Saturday 6 February 2021

How do hybrid mutual funds lend more balance to your portfolio and lower risks?

How do hybrid mutual funds lend more balance to your portfolio and lower risks?

When you are investing in Hybrid Mutual Funds in India, you must know that the corpus is allocated to equity and debt funds. When the asset allocation in the equity fund is more, it is referred to as equity-oriented funds. When the allocation of the investment is more for the debt funds then it is called debt-oriented funds. As it includes both the capital appreciation in the long run of the equity funds and the regular income of the debt funds, it balances your investment portfolio evenly.
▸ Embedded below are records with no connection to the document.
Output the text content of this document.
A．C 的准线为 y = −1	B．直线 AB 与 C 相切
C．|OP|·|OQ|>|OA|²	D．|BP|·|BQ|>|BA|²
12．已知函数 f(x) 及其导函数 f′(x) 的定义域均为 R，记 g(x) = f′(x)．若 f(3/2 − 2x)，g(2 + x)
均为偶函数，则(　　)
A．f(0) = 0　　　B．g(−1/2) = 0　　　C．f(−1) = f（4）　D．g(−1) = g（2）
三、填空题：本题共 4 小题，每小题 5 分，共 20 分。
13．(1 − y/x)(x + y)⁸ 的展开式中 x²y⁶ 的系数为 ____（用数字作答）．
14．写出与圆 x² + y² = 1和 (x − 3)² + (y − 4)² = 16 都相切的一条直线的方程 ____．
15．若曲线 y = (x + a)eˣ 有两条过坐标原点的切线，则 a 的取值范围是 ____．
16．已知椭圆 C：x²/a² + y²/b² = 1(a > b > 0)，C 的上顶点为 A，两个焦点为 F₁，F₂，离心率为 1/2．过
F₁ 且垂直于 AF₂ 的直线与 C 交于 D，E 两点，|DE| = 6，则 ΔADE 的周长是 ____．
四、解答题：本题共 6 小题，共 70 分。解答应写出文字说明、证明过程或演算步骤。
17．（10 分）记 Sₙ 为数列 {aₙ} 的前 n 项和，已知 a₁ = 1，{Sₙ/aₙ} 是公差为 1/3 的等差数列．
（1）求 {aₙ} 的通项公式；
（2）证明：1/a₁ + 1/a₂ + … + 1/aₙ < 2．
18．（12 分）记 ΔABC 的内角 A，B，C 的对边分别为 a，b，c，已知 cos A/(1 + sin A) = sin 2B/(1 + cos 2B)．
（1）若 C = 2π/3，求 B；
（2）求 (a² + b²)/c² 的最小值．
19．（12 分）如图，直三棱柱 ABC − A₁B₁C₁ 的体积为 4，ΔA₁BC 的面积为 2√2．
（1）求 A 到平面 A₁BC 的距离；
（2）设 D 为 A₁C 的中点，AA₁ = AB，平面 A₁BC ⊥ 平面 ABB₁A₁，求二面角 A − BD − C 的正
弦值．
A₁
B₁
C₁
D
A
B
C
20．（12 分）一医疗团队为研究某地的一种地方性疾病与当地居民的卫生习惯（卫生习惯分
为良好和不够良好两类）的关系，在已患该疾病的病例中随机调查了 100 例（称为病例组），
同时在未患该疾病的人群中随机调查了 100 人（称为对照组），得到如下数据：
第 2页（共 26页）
A conservative investor will allocate less than 50% of the investment in equity while the one having higher risk-taking potential will always prefer investing in equity classes. That is because even though there may be some greater risks, but in the long run, you have the probability of making huge wealth from the high return rates. A hybrid fund having greater equity deposits is exposed to higher risks in comparison to debt-oriented funds. Potential risk bearers invest in an Equity Savings Fund in India.

Arbitrage fund is also a type of hybrid funds in India. It has the advantage of price fluctuation within the derivatives and the cash flow of the stock market. However, these are not always available in the market. To get a stable and constant return, the Arbitrage funds allocate their investment corpus in the fixed income instruments.

One may add a dynamic asset allocation fund in their portfolio. It is also a type of hybrid funds. Here the fund manager changes the investment ratio in equities and debts according to the market condition. It reduces volatility and attracts low risk-taking investors. You can also invest in a multi-asset fund. Thus your investment corpus gets divided among a combination of assets. Depending on the risk appetite, this can be aggressive or conservative.

Advantages of adding Hybrid Mutual Funds in your portfolio

The first and foremost advantage is the balancing of risk and return. The equity corpus offers better return and the debt portion allows you to earn steadily at a lower risk.

Here, you get a benefit of diversification. When the price of your share falls, the return is made stable by the debt components. But when the share price rises, the stocks are needed to be sold by the fund manager to maintain the equity-debt ratio.

Another advantage is you can invest every month with a small amount through SIP. They are having lower volatility as the debt components manage a volatile market and bring a certain amount of stability. With the equity component, you can get higher returns. No active portfolio management is required in case of Hybrid Mutual Funds in India and therefore the expense ratio is lower in comparison to other investment portfolios.